Marché immobilier: acheter est bien plus rentable que louer
La plateforme immobilière Realadvisor anticipe une croissance de 2% à 3% du marché
immobilier suisse en 2026, soutenue par une forte demande et des taux d’intérêt
très bas. L’assouplissement de la politique monétaire a relancé les
transactions, rendant l’achat plus attractif que la location dans de nombreuses
régions.
Crédit image: Rama, CC_BY-SA_2.0
En 2026, la demande sur le marché immobilier suisse restera soutenue par une forte immigration et un parc de logements qui peine à répondre à la demande.
La plateforme d’évaluation immobilière Realadvisor
anticipe une croissance de 2% à 3% du marché suisse. La tendance observée ces
dernières années devrait donc se poursuivre: selon son baromètre, les prix de
l’immobilier résidentiel ont progressé de 3,1% en 2025, contre environ 2% en
2024, tandis que les maisons ont enregistré une hausse de 2,4%, après 1,2%
l’année précédente.
« Le principal moteur reste inchangé : une demande
soutenue par une forte immigration nette et un parc immobilier qui ne se
renouvelle que lentement, avec une durée de détention moyenne d'environ 30 ans
», explique Jonas Wiesel, cofondateur de RealAdvisor.

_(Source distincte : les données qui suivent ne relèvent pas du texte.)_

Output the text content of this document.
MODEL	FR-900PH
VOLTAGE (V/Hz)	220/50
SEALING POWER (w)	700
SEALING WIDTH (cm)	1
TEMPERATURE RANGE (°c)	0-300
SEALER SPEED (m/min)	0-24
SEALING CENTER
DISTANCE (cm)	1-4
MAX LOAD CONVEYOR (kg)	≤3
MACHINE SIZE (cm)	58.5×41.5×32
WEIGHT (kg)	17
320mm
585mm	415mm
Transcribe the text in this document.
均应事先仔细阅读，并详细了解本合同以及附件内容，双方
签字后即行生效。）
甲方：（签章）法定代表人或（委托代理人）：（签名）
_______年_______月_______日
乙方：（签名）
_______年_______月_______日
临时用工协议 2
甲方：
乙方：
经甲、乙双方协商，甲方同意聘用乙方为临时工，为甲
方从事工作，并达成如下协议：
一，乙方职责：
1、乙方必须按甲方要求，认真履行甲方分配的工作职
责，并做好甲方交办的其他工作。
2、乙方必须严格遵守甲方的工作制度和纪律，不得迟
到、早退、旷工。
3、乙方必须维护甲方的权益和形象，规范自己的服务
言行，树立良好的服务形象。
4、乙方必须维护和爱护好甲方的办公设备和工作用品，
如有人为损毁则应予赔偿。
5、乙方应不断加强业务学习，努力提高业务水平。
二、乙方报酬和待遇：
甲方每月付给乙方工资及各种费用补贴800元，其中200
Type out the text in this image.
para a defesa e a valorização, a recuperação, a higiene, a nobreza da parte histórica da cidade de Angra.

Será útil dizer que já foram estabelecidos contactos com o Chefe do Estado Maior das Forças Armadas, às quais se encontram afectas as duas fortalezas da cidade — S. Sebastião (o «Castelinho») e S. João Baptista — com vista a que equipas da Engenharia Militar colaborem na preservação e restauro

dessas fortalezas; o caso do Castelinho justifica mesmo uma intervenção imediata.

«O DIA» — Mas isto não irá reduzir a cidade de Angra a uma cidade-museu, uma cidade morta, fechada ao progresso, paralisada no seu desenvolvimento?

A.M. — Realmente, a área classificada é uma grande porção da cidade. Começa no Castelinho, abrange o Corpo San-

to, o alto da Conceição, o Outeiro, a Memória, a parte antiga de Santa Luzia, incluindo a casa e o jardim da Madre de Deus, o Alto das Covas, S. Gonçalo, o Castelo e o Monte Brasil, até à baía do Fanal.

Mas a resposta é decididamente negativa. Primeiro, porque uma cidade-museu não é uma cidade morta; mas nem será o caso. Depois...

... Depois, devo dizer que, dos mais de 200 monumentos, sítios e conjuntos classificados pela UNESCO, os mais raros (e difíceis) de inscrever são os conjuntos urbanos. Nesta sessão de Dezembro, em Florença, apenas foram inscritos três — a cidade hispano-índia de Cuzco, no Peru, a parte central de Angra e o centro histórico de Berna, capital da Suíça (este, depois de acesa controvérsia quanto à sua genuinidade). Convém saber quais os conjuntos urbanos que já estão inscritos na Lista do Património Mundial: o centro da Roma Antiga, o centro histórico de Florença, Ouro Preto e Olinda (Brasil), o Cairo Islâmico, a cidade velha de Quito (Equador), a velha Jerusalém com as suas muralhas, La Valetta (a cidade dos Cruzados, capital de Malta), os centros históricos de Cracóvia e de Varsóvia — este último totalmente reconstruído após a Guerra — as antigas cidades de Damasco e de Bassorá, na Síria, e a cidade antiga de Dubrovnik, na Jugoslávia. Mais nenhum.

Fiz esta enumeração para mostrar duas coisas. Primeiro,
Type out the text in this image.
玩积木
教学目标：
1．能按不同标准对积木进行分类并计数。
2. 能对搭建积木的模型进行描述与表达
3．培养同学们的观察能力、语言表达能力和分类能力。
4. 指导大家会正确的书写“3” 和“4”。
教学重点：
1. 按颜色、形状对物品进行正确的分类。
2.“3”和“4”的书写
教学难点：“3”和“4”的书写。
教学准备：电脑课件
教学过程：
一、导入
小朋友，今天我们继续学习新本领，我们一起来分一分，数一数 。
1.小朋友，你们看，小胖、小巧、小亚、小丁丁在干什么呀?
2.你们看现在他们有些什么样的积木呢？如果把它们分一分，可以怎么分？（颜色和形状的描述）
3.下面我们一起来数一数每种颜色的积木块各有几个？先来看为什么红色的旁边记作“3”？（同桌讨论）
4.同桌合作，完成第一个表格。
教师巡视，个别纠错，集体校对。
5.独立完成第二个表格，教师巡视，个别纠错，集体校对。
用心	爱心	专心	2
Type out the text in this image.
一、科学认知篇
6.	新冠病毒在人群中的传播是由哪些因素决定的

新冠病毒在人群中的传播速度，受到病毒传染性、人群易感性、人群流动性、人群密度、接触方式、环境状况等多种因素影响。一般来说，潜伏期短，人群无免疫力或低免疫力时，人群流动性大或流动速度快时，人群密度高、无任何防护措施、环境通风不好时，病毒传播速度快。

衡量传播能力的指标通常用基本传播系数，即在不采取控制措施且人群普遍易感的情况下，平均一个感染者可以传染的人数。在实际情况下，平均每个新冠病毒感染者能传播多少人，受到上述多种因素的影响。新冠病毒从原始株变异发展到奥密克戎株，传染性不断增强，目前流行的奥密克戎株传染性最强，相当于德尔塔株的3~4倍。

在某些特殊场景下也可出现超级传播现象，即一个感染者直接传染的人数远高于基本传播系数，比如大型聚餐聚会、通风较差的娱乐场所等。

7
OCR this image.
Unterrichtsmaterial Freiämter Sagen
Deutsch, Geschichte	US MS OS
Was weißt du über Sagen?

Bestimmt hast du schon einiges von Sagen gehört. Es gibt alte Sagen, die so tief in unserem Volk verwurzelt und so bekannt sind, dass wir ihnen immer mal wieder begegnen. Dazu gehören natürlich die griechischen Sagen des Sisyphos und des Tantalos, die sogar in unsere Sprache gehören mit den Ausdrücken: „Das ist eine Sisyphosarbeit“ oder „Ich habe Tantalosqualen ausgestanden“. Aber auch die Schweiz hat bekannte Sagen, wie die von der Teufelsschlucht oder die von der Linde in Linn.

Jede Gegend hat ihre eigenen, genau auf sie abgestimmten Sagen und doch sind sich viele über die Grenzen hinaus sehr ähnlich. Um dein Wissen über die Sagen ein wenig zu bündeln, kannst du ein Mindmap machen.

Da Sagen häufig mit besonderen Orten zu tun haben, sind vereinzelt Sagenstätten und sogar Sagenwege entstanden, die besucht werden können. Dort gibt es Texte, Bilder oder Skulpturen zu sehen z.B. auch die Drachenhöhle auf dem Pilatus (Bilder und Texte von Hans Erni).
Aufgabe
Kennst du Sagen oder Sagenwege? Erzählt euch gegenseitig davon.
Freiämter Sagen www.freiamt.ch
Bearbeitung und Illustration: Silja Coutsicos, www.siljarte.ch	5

Politique monétaire déterminante
En 2025, le volume des transactions est redevenu positif pour la première fois
depuis trois ans, les ventes ayant augmenté de 7 %. Selon l'étude, cette
augmentation est due à l'assouplissement de la politique monétaire : entre
début 2024 et mi-2025, la Banque nationale suisse a abaissé son taux directeur
de 1,75 % à 0 %, ce qui a fait passer les taux d'intérêt Saron moyens sous la
barre des 1 %. Les taux d'intérêt des hypothèques à dix ans se stabilisent
quant à eux entre 1,6 % et 1,7 %.
Crédit image: Stefan Breitenmoser
Selon l'étude, l'achat reste une solution plus avantageuse que la location dans de nombreuses régions du pays.
L’étude conclut que l’achat reste plus avantageux que la
location dans de nombreuses régions du pays. Malgré des perspectives
macroéconomiques mitigées pour 2026, la faible croissance contribue à maintenir
les taux d’intérêt à un niveau très bas. Il en résulte un « paradoxe
favorable » qui encourage l’acquisition d’un logement à court terme.